We saw that when he went up like a smaller Mo Ager and finished an alley-oop dunk from Korie Lucious, zooming in from the left wing.

"He can jump," Izzo said. "He has quickness to the ball. He shoots it well."

Try 6-of-8 from the field, including 1-of-2 from 3-point range. His 3-pointer came on a baseline in-bound play run specifically for him, and he delivered on the catch-and-shoot opportunity with the smooth look of a veteran, 1,000-point scorer.

Later, he used a high ball screen, drove the lane with top-shelf quickness and finished with a pretty finger-roll.

He closed out his scoring with a shot fake from the left wing, followed by one dribble to the baseline before rising up and nailing a silky 16-footer.

His efficiency resurrected some of the ingredients he showed at Breslin 20 months ago when he scored 49 points as a junior for Detroit Pershing in the Class A state title game, the most ever by a Michigan high schooler in the biggest game in the state's biggest division.

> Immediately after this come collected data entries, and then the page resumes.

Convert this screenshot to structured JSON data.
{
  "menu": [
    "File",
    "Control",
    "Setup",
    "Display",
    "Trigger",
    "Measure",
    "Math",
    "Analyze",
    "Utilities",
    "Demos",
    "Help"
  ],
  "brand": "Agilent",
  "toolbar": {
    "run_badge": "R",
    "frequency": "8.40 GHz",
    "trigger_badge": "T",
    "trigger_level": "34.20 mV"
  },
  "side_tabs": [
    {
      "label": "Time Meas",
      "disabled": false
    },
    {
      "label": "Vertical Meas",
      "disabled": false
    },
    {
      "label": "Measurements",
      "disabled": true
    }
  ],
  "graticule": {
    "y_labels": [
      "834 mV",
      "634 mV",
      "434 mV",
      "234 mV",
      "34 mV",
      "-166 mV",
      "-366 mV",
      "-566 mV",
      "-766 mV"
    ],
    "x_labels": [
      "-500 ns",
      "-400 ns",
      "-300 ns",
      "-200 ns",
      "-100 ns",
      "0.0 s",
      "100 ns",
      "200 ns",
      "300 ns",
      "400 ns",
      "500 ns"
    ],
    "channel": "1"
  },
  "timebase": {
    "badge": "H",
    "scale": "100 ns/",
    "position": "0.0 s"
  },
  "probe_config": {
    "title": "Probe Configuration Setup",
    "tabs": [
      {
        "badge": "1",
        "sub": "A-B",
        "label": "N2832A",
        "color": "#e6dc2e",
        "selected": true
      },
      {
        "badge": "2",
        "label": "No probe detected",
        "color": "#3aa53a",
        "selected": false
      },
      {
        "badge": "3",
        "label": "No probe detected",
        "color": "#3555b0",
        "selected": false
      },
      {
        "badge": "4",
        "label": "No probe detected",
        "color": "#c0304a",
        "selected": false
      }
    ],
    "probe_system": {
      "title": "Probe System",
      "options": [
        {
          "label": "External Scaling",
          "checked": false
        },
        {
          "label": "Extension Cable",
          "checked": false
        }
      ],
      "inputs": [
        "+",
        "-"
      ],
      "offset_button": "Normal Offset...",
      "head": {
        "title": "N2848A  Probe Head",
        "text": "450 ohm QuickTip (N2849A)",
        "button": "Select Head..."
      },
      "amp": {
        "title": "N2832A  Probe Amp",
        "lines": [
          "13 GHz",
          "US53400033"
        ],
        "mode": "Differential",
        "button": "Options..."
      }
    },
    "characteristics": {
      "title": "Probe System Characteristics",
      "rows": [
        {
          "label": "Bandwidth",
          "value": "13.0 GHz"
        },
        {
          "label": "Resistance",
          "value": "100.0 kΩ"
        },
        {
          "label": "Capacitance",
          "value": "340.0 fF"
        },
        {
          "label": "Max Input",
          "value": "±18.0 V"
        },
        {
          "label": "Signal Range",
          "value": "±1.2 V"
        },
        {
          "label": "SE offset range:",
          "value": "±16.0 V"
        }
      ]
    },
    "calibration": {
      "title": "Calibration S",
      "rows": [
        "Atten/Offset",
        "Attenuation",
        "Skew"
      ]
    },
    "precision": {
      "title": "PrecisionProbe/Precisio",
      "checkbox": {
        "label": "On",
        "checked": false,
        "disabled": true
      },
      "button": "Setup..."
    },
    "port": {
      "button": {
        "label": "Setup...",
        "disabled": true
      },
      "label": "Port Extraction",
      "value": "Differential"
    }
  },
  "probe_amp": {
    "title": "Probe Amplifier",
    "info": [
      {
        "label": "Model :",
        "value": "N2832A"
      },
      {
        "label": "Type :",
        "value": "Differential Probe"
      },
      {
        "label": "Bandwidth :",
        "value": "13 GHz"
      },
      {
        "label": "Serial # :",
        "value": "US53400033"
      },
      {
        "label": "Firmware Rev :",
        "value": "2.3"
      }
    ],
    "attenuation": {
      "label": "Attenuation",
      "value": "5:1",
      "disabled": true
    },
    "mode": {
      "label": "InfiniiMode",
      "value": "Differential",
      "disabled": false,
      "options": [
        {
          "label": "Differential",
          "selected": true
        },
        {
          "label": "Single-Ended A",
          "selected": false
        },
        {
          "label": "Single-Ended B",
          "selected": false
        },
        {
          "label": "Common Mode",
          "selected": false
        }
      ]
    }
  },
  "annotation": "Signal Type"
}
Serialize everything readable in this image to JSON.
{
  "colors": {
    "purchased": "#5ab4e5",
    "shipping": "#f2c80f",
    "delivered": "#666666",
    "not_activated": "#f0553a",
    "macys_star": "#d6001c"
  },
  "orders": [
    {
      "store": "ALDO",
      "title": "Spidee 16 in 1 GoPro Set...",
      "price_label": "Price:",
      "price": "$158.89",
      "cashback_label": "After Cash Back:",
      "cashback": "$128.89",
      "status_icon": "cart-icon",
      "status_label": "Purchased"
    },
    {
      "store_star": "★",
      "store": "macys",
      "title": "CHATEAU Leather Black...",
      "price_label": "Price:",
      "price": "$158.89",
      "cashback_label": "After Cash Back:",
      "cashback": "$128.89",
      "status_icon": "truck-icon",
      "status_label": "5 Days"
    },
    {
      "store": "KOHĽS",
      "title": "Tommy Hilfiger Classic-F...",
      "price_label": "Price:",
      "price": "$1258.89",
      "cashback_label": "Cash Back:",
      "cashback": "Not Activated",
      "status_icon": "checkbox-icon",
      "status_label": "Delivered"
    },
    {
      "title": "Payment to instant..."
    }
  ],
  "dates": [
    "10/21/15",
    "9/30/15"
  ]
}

"I think Keith has a chance to be one of the great guards here," Izzo said.

Izzo usually reserves those comments for underrated players in their second or third year, players who maybe aren't getting all of the attention they deserve. Rarely, or perhaps never, has Izzo heaped those kind of words onto a freshman who has yet to play a regular season game. Izzo went so far as to compare Appling to his best rebounding guard ever.

"I keep saying he has some Charlie Bell in him," Izzo said, "in that he is tough and he goes to the boards and he can run like a deer."

Appling played exclusively at the wing, Monday night. He can shoot it from range, off the bounce or off the pass. He can create his own shot at medium range, or finish with a blast.

His ability to sprint and score gives him the potential to be as dangerous a wing runner as Izzo has had: Ager, Bell, Jason Richardson, Morris Peterson. He doesn't have the length and power of JRich or MoPete. But he can do something none of those guys could when they were teen-agers: He can play the point, drive and create for others. MSU didn't need him to do it against Nebraska-Omaha, but that card is in Izzo's hand.

Usually Izzo is busy de-recruiting, programming and Spartan-izing freshmen who have the lofty credentials of a Keith Appling. He usually has to get such freshmen to understand that defense is half the game, and the need to value the ball, work and grind to secure rebounds. But not Mr. Appling.

"He is a little ahead of where I thought he would be because I didn't know how good he would be on defense or how good a rebounder he was or how tough he was," Izzo said, pretty much reciting the Izzo brand trifecta. "He's pretty good in all three areas. He doesn't look like a freshman when he plays or when he practices."

Attention national pundits: Many of you were a year or two late in beginning to recognize Lucas as being among the top four or five point guards in the country during the middle stages of his career here at Michigan State. Heading into the 2010-11 season, it's fashionable to pump Duke's Kyrie Irving, Texas's Cory Joseph, Kentucky's Brandon Knight and Kansas's Josh Selby as the top of the nation's freshman point guard crop. Appling won't start at Michigan State this year, but Mr. Izzo wouldn't trade his guy for any of them. Monday night, we began seeing why.